四季豆根根排列在瓷盘里,饱满诱人,青翠油亮。苋菜端上来,墨绿与紫红绵绵纠缠,汤汁萃取出菜叶浓郁又生机勃勃的色彩。红烧肉的香气勾起胃里的馋虫,标准五花肉精肥各半,咬到口中饱含汁水炸开了味蕾。
“菜有点多。”母亲咀嚼着,菜量的多少是我家饭桌上长盛不衰的话题。
父亲从锅里捞起馄饨,放入滴着香油的馄饨汤里,金黄蛋皮像盛典中的明亮彩带,热烈接纳如玉般的青菜馄饨。
“新的平底锅摊个蛋皮试试粘不粘锅。”言外之意馄饨只是附属品,蛋皮才是真正的主角。回应的人显然意识到不符合逻辑的因果,嗤笑了一声,往自己杯子里加满黑啤,白色气泡涌上杯口逐一破碎。“锅子里倒几滴油用纸巾抹开,不粘锅效果还是有的,不加油就… …”

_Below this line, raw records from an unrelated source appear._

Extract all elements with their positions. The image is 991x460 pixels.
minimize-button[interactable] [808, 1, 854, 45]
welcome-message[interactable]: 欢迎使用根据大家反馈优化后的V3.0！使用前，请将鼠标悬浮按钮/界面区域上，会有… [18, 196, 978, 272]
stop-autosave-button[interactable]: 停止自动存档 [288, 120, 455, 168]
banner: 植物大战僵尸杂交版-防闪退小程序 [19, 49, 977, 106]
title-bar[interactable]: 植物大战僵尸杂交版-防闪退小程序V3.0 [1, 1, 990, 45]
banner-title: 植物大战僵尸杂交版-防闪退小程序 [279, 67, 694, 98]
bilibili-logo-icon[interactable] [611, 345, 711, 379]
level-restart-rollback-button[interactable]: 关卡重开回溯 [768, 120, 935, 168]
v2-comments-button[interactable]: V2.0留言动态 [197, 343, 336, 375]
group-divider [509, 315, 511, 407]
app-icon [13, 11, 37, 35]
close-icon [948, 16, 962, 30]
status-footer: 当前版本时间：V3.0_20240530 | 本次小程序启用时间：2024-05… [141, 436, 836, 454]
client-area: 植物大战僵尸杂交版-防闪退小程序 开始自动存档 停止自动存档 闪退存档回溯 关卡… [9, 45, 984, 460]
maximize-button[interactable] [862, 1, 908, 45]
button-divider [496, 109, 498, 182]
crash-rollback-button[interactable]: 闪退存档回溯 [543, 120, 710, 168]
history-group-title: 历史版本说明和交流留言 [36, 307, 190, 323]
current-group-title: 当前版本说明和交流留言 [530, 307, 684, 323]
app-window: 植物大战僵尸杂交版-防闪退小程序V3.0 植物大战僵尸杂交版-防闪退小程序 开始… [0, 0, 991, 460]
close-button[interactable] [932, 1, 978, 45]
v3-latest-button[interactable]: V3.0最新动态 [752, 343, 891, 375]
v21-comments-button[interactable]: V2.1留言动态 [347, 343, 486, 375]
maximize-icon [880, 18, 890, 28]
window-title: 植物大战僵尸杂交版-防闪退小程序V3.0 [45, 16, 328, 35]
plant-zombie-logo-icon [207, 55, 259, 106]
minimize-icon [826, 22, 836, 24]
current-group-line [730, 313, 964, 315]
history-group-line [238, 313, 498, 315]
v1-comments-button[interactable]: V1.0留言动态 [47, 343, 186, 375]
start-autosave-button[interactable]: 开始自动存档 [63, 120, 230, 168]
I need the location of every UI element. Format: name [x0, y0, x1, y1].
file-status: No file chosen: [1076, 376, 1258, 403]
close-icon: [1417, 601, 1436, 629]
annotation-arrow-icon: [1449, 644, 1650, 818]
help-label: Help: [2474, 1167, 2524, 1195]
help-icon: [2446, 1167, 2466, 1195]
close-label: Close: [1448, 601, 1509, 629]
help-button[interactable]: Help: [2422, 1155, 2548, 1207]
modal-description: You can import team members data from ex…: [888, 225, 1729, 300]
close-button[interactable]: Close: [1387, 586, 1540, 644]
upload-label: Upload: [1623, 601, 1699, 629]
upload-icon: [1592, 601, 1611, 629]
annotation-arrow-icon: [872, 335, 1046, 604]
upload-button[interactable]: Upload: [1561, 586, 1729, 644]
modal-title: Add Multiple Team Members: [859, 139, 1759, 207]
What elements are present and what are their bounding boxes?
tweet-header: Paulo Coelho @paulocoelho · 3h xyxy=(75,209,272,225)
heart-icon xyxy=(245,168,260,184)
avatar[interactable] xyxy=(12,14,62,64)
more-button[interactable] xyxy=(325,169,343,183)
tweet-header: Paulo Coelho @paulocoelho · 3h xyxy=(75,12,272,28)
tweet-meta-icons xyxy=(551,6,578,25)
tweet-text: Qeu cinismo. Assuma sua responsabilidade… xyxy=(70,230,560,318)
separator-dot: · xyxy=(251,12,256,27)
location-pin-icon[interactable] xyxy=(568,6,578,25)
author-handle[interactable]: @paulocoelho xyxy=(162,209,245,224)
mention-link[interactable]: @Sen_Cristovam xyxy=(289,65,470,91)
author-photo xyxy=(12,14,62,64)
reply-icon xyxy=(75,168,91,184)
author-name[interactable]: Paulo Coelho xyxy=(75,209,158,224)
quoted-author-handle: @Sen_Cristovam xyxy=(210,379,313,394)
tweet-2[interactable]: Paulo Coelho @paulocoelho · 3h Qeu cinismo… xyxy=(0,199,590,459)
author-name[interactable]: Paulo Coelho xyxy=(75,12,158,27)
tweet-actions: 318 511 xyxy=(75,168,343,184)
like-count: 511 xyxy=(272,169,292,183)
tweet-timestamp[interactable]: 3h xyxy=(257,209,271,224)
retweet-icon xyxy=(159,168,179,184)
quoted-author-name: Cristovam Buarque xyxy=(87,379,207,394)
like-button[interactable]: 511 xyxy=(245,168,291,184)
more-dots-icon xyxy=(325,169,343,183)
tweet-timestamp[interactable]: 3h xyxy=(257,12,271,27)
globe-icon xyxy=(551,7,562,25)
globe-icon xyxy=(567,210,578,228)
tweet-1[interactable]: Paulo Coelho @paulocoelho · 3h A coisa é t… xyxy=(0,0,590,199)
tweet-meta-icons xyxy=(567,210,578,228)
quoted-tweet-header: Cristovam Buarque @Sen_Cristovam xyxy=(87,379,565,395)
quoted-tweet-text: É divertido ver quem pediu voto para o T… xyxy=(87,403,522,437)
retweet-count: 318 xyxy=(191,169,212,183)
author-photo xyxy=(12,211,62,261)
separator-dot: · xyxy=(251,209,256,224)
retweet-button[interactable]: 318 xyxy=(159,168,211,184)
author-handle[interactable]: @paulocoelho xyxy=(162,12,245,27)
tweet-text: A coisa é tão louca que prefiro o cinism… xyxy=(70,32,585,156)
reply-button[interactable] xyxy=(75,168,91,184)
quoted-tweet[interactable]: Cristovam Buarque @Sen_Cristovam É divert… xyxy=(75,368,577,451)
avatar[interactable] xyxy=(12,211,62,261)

大厨多年来始终保持着严谨分析的习惯,技巧迫不及待地拿出来分享,我和母亲对视一眼忙笑着颌首,经验听了很多,但两人都不准备实践。
食物的话题就此打住。
“知道西班牙电影《看不见的客人》吧,西班牙悬疑类型的电影不错。我昨天看到个推荐叫《纸钞屋》的西班牙剧,有四季,豆瓣评分九点几。”父亲眼中闪烁着光点,像找到了金银岛上宝藏的孩子,声音轻快雀跃,“第一季抢银行几十个亿… …”
“抢成功了?”我接连下筷子吃了五块小指厚度的五花肉,梅菜干将浓重的香味和盐分一起渗入了红烧肉里,有些口渴。
“抢成功了。”父亲激动得脸有些红,也可能是酒精作用,“我下载完后你要不要看?”
“我不要。”听描述不过是警匪动作片,没有戳中我的兴趣点。任性地脱口而出,屋子里惨白的灯光冷了几分。
“那你最近在看些什么?”
“瓦尔登湖。”其实才看了个序,但总不能说昨天看同人小说到凌晨。
“作者是谁?”敏锐的眼神注视着我,仿佛严厉的考官。
“罗… …梭。”刚说出口就恨不得咬下自己愚蠢的舌头,记忆里两个字争辩着自己位置的合理性,父亲疑惑地思索了片刻,我赶忙收拾东西说是吃饱了。
梭罗的大名我可能这辈子也不会忘了,瓦尔登湖因为这个原因被列入了今年的必读书单。